The facility named Drax is the largest power plant in Western Europe. And, the owners of the facility have reportedly planned to stop burning coal entirely by 2023. The plant is expected to consume only natural gas and biomass (wood pellets crushed into powder). The decision of the facility’s closure is quite aligned with the European Union’s (EU) key targets for reducing pollution in the coming decades. The targets are inclusive of coal power plants being earmarked for closure to meet the objectives. In the world’s energy market, the facilities have been huge players. And, some experts believe that simply closing down the plants that have expensive connections to national grids may not be a smart move.
Meanwhile, since the start of 2018, the decline in coal usage has been observed. And, the transition from coal to biomass hasn’t been easy as biomass needs to be kept dry at all times, quite unlike coal. And, it is also known to slowly oxidise, which can lead it to burst into flames. Meanwhile, Drax spent £700m to ensure that the new biomass could be handled gently and kept on rain-safe pathways through the plant. And, in terms of biomass operations, it would be the largest in the world. The facility also plans to build large batteries on site to store electricity for times when the grid needs it the most.
There are plenty of coal-to-biomass projects including a coal plant in Copenhagen, which could turn into a 100% biomass facility. In fact, Google plans to turn one of its old facilities based in Alabama into a data centre. So, not all coal plant conversions may be energy-producing ventures.

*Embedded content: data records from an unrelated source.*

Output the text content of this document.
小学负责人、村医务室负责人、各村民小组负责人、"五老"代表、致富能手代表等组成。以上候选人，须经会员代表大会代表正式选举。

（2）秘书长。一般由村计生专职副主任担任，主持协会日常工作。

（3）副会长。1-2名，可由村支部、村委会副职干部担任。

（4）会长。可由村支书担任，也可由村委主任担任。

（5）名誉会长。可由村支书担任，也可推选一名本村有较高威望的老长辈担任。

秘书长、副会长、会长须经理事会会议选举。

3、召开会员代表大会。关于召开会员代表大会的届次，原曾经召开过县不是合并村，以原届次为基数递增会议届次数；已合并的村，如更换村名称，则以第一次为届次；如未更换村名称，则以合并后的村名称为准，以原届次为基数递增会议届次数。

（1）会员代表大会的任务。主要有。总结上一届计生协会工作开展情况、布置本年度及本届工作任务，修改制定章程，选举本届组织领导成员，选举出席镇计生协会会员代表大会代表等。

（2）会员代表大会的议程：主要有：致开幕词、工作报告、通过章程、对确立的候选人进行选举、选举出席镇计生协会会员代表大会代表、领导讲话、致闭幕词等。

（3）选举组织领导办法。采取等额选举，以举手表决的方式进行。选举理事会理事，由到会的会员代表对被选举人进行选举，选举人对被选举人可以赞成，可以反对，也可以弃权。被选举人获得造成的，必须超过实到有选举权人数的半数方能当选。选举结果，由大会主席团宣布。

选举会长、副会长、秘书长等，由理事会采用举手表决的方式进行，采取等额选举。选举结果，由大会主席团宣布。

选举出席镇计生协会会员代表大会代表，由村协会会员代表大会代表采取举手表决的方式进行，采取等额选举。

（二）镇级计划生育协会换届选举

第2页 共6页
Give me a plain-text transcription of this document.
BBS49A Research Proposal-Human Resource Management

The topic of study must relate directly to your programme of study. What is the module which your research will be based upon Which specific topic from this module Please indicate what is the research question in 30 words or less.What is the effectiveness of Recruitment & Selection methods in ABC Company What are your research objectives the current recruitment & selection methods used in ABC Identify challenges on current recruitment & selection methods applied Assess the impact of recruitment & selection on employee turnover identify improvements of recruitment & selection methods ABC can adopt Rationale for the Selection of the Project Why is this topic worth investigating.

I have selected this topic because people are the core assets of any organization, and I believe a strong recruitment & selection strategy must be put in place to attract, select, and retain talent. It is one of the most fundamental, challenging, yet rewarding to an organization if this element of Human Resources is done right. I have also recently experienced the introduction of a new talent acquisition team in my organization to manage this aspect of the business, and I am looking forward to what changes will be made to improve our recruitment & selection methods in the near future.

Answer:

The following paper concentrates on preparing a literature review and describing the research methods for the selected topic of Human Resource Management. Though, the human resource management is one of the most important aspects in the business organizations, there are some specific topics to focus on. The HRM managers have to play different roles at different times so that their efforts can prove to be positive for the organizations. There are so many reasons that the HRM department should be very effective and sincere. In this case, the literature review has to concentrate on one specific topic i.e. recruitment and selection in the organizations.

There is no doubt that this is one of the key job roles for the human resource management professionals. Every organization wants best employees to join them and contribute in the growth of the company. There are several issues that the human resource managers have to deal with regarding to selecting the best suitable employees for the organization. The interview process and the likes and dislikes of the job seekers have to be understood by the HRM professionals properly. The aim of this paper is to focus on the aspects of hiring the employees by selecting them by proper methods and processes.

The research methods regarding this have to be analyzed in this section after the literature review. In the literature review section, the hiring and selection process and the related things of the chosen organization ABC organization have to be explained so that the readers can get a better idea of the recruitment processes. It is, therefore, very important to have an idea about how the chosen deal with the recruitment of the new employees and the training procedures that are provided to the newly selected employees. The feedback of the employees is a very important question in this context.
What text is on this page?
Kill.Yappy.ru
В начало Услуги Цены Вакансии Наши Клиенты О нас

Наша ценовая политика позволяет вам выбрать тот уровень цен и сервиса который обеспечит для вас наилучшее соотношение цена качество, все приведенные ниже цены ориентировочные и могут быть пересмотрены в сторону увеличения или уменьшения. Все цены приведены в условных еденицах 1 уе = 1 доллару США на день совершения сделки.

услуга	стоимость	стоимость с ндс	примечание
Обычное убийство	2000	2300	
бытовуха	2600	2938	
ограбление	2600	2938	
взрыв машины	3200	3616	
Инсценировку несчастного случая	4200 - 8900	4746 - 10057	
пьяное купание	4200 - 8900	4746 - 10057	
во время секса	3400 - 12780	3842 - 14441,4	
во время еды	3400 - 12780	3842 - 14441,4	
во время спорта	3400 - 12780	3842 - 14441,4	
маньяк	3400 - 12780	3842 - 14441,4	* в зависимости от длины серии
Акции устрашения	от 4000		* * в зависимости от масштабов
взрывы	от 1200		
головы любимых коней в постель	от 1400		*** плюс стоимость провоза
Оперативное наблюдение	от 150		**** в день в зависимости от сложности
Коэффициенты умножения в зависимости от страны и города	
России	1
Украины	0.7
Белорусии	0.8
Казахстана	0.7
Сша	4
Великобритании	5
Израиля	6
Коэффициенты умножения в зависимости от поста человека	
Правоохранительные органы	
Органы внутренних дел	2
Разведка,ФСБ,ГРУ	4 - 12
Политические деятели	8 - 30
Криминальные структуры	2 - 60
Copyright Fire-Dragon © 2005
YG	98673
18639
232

Meanwhile, Drax is also hoping to mitigate its emissions with a pilot of bio-energy carbon capture storage (BECCS) technology. So, gases from burning biomass at the plant would be passed through a solvent that is known to react with emitted CO2, thus capturing it before it enters the atmosphere. The CO2 is expected to be retrieved such that the solvent can be used to capture repeatedly.
In conclusion, the future of the old plants can be turned into meaningful results by being savvy and green-minded.